Please also note that “ka” at the end of a sentence indicates a question. It is OK to raise your inflection as you would when asking a question in English.
Now let’s get on to the phrases!
1) OO wa arimasu ka?
Do you have OO?
This is the phrase to use when you’re checking to see if this store carries a specific item. Examples of words you can add into the OO part of the phrase are coffee (ko-hi), stamps (kitte), and oyu (hot water). You may be wondering why you would ask for hot water at a convenience store. This is because some convenience stores have electric water boilers filled with hot water ready for people who buy instant noodles at the shop. If you want to eat your ramen right away, then it’s good to ask if this shop has boiling water so you can make it on the spot!
2) OO wa doko desu ka?
Where are the OO?
When you’re looking for a certain item, try saying this phrase. Examples of words you can add into the OO part of the phrase are masks (masuku), cigarettes (tabako), or riceballs (onigiri).
3) Toire wo karitemo iidesu ka?
May I use the restroom?
There may be times when you’re out and need to use the restroom. Many, but not all, convenience stores have restrooms available. If you’ve found one with a restroom, it’s a good idea to ask to use it in advance, as some store request that you ask before using. Say the above phrase to the staff to let them know you’re going to use the washroom.
4) OO wo kudasai.
When you’re making your purchase, you may want to ask the cashier for an extra item. Examples of words you can use with this phrase are chopsticks (ohashi), plastic bag (fukuro), or fried chicken (karaage). Why fried chicken? This is because a lot of convenience stores serve fried food at the counter. If any of it looks tempting to you, don’t be afraid to use the above phrase to ask for a fried snack!
Please note that as of July 1st, 2020, the three major convenience store chains in Japan will charge for plastic bags. If you want to avoid paying, then don’t forget your reusable bag!
5) OO wo irimasen.
I don’t need OO.
In general, when you buy food or drinks at convenience stores, the cashier will add eating utensils or a straw free of charge. If you don’t need one, then use the phrase above. Examples of words you can use with this phrase are fork (foku), wet wipe (oshibori), or straw (storo).
6) Atatamete kudasai.
Please heat this up.
When you buy a bento boxed lunch from the convenience store, use the phrase above to request that it be heated by the cashier. Some convenience stores require that you heat the item yourself with the microwaves available in the shop. If you find yourself at a convenience store like this and can't figure out how to use the microwave, don’t hesitate to ask the staff for assistance.
7) Ikura desu ka?
How much is it?
This is the phrase to use when confirming the price. You can use this sentence in a lot of shopping situations, so keep this one in mind.

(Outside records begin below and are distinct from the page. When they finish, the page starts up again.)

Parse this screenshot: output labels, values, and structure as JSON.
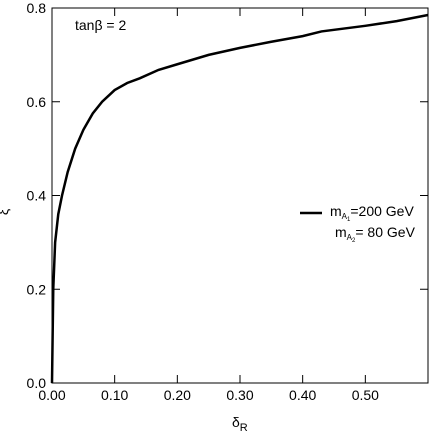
{
  "chart_data": {
    "type": "line",
    "xlabel": {
      "text": "δ",
      "sub": "R"
    },
    "ylabel": "ξ",
    "annotation": "tanβ = 2",
    "legend_lines": [
      {
        "text": "m",
        "sub": "A",
        "subsub": "1",
        "tail": "=200 GeV"
      },
      {
        "text": "m",
        "sub": "A",
        "subsub": "2",
        "tail": "= 80 GeV"
      }
    ],
    "x": [
      0,
      0.002,
      0.005,
      0.01,
      0.016,
      0.025,
      0.037,
      0.05,
      0.065,
      0.08,
      0.1,
      0.12,
      0.14,
      0.17,
      0.2,
      0.25,
      0.3,
      0.35,
      0.4,
      0.43,
      0.5,
      0.55,
      0.6
    ],
    "series": [
      {
        "color": "#000000",
        "values": [
          0,
          0.2,
          0.3,
          0.36,
          0.4,
          0.45,
          0.5,
          0.54,
          0.575,
          0.6,
          0.625,
          0.64,
          0.65,
          0.668,
          0.68,
          0.7,
          0.715,
          0.728,
          0.74,
          0.75,
          0.762,
          0.772,
          0.785
        ]
      }
    ],
    "xlim": [
      0,
      0.6
    ],
    "ylim": [
      0,
      0.8
    ],
    "xticks": [
      {
        "value": 0,
        "label": "0.00"
      },
      {
        "value": 0.1,
        "label": "0.10"
      },
      {
        "value": 0.2,
        "label": "0.20"
      },
      {
        "value": 0.3,
        "label": "0.30"
      },
      {
        "value": 0.4,
        "label": "0.40"
      },
      {
        "value": 0.5,
        "label": "0.50"
      }
    ],
    "yticks": [
      {
        "value": 0,
        "label": "0.0"
      },
      0.2,
      0.4,
      0.6,
      0.8
    ]
  }
}
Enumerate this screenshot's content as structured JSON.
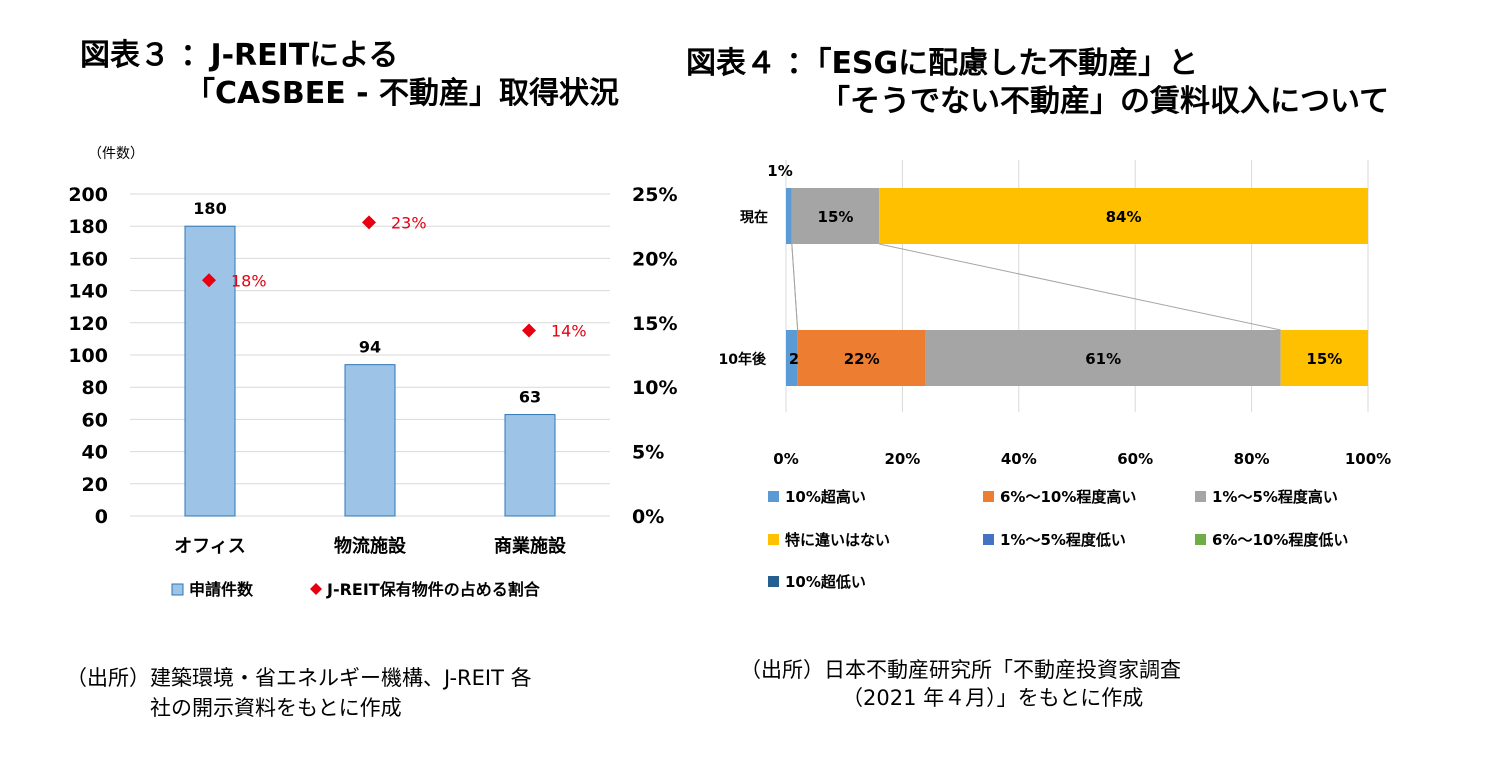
{
  "chart_data": [
    {
      "type": "bar",
      "title_line1": "図表３ ：J-REITによる",
      "title_line2": "「CASBEE - 不動産」取得状況",
      "y_unit_label": "（件数）",
      "categories": [
        "オフィス",
        "物流施設",
        "商業施設"
      ],
      "ylim": [
        0,
        200
      ],
      "y_ticks": [
        "0",
        "20",
        "40",
        "60",
        "80",
        "100",
        "120",
        "140",
        "160",
        "180",
        "200"
      ],
      "y2lim": [
        0,
        25
      ],
      "y2_ticks": [
        "0%",
        "5%",
        "10%",
        "15%",
        "20%",
        "25%"
      ],
      "series": [
        {
          "name": "申請件数",
          "kind": "bar",
          "axis": "left",
          "values": [
            180,
            94,
            63
          ],
          "labels": [
            "180",
            "94",
            "63"
          ],
          "color": "#9DC3E6"
        },
        {
          "name": "J-REIT保有物件の占める割合",
          "kind": "marker",
          "axis": "right",
          "values": [
            18.3,
            22.8,
            14.4
          ],
          "labels": [
            "18%",
            "23%",
            "14%"
          ],
          "color": "#E60012"
        }
      ],
      "grid": true,
      "legend": "bottom",
      "source_line1": "（出所）建築環境・省エネルギー機構、J-REIT 各",
      "source_line2": "社の開示資料をもとに作成"
    },
    {
      "type": "bar",
      "orientation": "horizontal-stacked-100",
      "title_line1": "図表４ ：「ESGに配慮した不動産」と",
      "title_line2": "「そうでない不動産」の賃料収入について",
      "categories": [
        "現在",
        "10年後"
      ],
      "xlim": [
        0,
        100
      ],
      "x_ticks": [
        "0%",
        "20%",
        "40%",
        "60%",
        "80%",
        "100%"
      ],
      "series": [
        {
          "name": "10%超高い",
          "values": [
            1,
            2
          ],
          "color": "#5B9BD5",
          "labels": [
            "1%",
            "2%"
          ]
        },
        {
          "name": "6%～10%程度高い",
          "values": [
            0,
            22
          ],
          "color": "#ED7D31",
          "labels": [
            "",
            "22%"
          ]
        },
        {
          "name": "1%～5%程度高い",
          "values": [
            15,
            61
          ],
          "color": "#A5A5A5",
          "labels": [
            "15%",
            "61%"
          ]
        },
        {
          "name": "特に違いはない",
          "values": [
            84,
            15
          ],
          "color": "#FFC000",
          "labels": [
            "84%",
            "15%"
          ]
        },
        {
          "name": "1%～5%程度低い",
          "values": [
            0,
            0
          ],
          "color": "#4472C4",
          "labels": [
            "",
            ""
          ]
        },
        {
          "name": "6%～10%程度低い",
          "values": [
            0,
            0
          ],
          "color": "#70AD47",
          "labels": [
            "",
            ""
          ]
        },
        {
          "name": "10%超低い",
          "values": [
            0,
            0
          ],
          "color": "#255E91",
          "labels": [
            "",
            ""
          ]
        }
      ],
      "grid": true,
      "legend": "bottom",
      "source_line1": "（出所）日本不動産研究所「不動産投資家調査",
      "source_line2": "（2021 年４月）」をもとに作成"
    }
  ]
}
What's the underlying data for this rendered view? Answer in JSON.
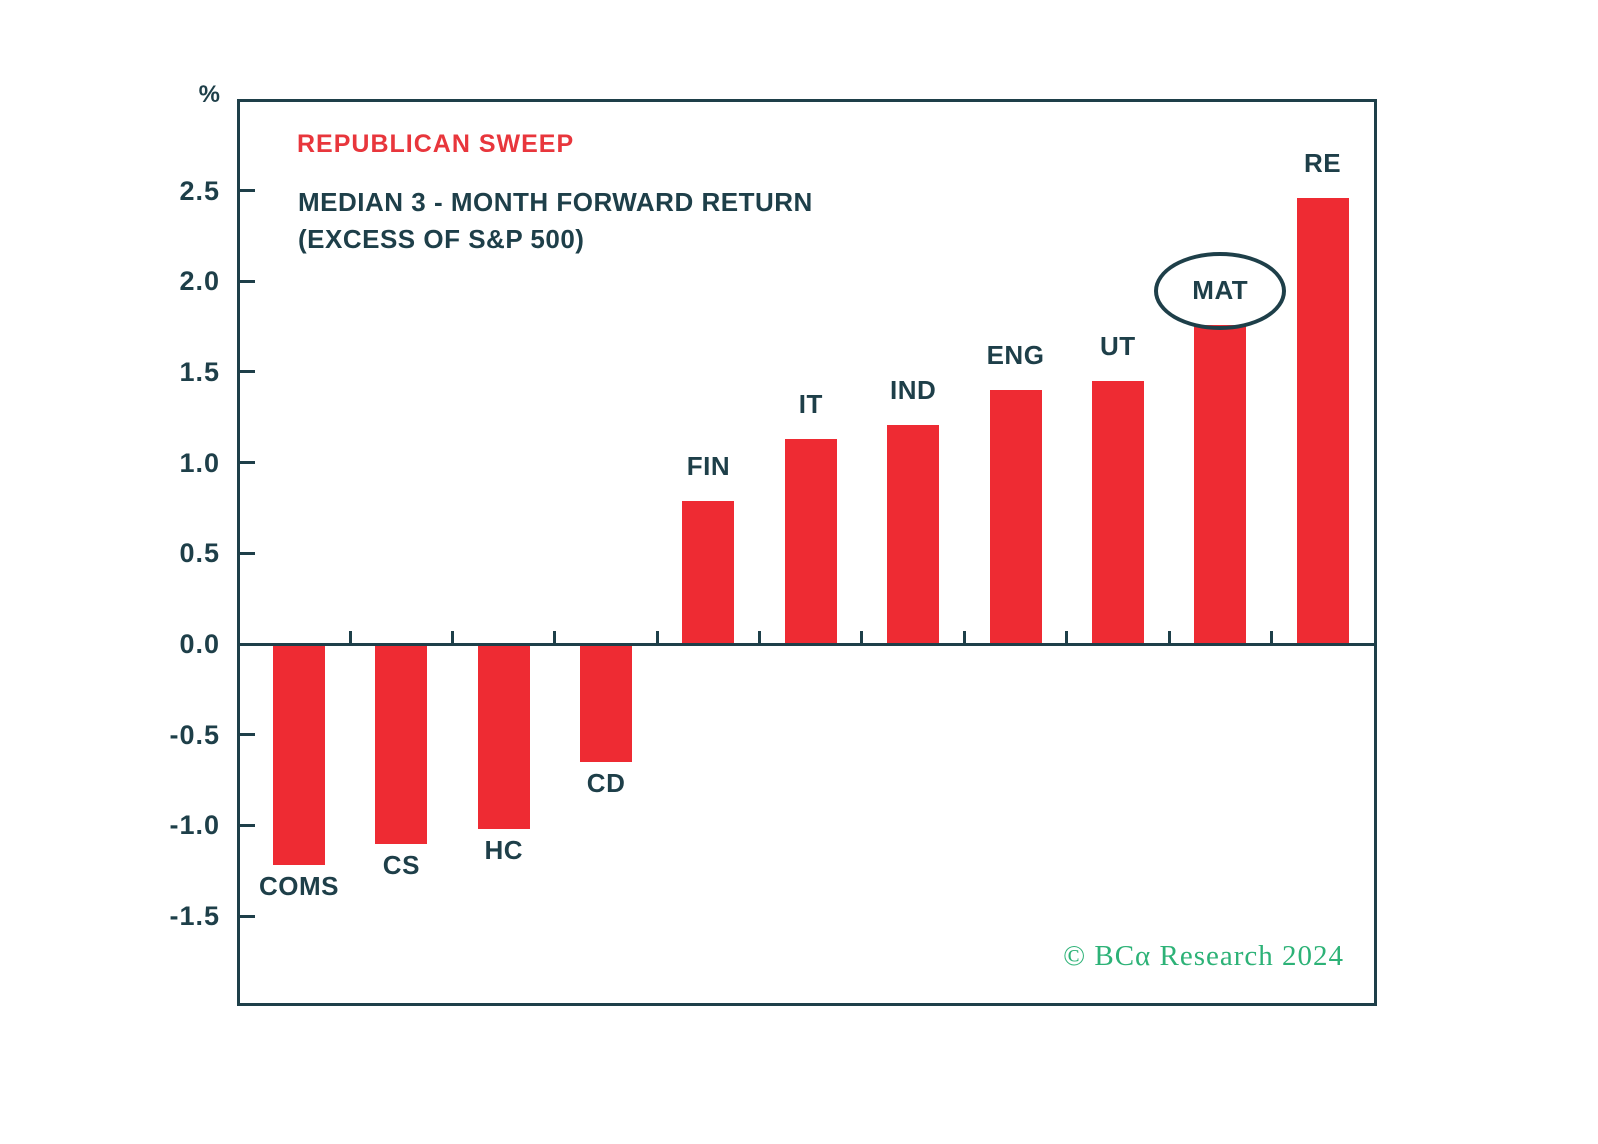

8) Kado/kyashuresu/IC kado wo tsukaemasu ka?
Can I use a credit card/cashless payment/an IC card?
Use the phrase above when you want to know if the convenience store accepts methods of payment other than cash. The three major convenience store chains in Japan generally accept credit cards, cashless payment methods that use a barcode, and IC cards such as Suica.
Were there any phrases that you found useful? The phrase above can be used in a variety of shopping situation. Don’t be afraid to try out these phrase so you can enjoy shopping in Japan to the fullest!